The technology, which will automatically apply the vehicle’s brakes in the event of an imminent collision should the driver not respond to the system’s warning, is currently available as an option from several manufacturers. You often need to purchase a more feature-packed trim level to have it on your new car. However, a new pact among 20 automakers, which was recently announced by the National Highway Traffic Safety Administration (NHTSA), will make AEB a standard feature on their vehicles by September 1, 2022.
The NHTSA has said that the agreement has accelerated the process of mainstream adoption by three years. The agreement could prevent as many as 28,000 crashes and 12,000 injuries, according to the HSTSA.
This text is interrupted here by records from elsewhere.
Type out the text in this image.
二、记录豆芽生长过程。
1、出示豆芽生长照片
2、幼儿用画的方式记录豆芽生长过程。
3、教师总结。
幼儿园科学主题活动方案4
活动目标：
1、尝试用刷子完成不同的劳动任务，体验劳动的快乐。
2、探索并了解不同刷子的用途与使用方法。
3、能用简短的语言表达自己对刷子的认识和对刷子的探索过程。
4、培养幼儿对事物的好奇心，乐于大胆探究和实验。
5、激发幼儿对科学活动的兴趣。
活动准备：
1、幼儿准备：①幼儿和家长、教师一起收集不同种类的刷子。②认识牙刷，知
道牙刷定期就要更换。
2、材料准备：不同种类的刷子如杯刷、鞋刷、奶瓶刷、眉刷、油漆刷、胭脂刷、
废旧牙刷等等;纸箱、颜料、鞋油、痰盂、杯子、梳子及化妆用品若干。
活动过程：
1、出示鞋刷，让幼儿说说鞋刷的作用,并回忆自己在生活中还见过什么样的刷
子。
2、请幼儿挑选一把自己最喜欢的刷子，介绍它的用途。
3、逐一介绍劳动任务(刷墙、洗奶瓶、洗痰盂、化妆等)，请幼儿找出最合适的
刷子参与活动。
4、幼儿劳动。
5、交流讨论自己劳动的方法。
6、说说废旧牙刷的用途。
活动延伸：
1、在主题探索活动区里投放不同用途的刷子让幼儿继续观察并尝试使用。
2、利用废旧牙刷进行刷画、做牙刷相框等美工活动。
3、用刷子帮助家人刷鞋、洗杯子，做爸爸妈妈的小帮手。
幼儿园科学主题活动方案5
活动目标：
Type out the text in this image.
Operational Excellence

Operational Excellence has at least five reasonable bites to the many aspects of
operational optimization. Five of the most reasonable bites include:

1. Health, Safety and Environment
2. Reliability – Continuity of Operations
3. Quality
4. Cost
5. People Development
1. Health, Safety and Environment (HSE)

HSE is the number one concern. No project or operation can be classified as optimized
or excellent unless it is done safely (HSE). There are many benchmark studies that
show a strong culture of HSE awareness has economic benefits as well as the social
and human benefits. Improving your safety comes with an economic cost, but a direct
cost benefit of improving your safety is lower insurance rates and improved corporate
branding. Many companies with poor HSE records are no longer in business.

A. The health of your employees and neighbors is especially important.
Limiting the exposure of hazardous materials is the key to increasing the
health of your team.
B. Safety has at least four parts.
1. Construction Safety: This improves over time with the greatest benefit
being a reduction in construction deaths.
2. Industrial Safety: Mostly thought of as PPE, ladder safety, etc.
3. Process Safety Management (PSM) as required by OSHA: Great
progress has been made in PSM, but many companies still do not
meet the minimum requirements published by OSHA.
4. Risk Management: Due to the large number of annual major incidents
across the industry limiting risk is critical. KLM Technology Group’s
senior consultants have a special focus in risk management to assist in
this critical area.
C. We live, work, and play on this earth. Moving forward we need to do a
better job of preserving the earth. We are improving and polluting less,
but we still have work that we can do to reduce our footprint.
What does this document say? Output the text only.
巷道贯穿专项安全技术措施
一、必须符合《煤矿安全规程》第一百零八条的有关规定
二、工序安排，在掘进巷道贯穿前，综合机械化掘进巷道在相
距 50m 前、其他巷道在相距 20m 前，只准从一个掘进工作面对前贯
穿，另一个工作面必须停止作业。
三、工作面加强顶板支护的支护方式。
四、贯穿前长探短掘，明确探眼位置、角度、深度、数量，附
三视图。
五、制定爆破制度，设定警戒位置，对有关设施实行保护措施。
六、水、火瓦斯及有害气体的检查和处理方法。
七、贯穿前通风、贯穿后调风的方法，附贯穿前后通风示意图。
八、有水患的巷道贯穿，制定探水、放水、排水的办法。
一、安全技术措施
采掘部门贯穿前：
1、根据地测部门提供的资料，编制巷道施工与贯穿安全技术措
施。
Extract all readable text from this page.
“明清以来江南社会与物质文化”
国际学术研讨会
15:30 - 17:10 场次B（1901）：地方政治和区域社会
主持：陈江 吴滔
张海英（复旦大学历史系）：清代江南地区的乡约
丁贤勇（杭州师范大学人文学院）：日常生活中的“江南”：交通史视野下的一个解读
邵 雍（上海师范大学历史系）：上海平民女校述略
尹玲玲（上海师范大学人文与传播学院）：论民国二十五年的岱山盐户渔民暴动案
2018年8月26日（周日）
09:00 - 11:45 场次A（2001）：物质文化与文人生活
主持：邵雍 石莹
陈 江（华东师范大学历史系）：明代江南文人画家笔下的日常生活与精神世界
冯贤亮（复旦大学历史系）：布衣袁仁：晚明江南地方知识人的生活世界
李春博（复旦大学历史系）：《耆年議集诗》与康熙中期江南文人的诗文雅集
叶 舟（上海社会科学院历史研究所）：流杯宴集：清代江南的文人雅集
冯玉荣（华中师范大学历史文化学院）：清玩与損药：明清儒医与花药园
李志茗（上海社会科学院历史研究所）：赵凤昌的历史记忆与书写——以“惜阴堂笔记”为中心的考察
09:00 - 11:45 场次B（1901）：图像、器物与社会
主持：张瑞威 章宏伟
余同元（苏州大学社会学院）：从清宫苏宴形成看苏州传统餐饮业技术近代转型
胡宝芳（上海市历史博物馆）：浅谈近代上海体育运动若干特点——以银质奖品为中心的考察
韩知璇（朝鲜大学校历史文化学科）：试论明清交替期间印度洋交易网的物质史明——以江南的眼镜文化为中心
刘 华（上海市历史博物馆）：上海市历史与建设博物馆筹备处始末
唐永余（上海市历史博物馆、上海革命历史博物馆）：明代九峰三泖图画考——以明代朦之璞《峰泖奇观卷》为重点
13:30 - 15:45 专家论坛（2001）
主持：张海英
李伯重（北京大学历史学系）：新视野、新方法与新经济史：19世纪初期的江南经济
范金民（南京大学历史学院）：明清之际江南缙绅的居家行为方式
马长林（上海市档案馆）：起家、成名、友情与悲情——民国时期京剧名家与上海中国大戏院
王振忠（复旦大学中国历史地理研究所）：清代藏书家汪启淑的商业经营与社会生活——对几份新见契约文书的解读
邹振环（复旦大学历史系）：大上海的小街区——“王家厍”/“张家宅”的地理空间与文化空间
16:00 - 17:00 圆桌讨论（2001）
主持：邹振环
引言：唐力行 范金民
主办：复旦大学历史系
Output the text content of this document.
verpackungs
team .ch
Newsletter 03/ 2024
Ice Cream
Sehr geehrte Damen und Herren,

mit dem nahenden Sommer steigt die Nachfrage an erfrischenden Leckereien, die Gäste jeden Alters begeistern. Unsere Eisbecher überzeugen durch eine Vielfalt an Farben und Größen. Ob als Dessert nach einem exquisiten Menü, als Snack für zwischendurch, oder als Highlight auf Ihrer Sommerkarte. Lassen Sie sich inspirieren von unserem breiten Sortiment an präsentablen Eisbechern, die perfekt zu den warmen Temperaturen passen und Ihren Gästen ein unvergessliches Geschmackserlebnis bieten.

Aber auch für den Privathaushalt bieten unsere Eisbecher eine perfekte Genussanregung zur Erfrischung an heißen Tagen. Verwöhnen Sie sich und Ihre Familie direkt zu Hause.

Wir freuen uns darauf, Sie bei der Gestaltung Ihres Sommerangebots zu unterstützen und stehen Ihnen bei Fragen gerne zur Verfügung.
The list of manufacturers involved in the agreement, which represent approximately 99 percent of the U.S. automotive industry, include: Audi, BMW, Fiat Chrysler Automobiles, Ford, GM, Honda, Hyundai, Jaguar Land Rover, Kia, Maserati, Mazda, Mercedes-Benz, Mitsubishi, Nissan, Porsche, Subaru, Tesla, Toyota, Volkswagen and Volvo.
This pact falls in line with the history of automotive safety breakthroughs. Seat belts and airbags used to be option features too, and are now mandatory. How long before other advanced automated safety features are standard on every vehicle sold?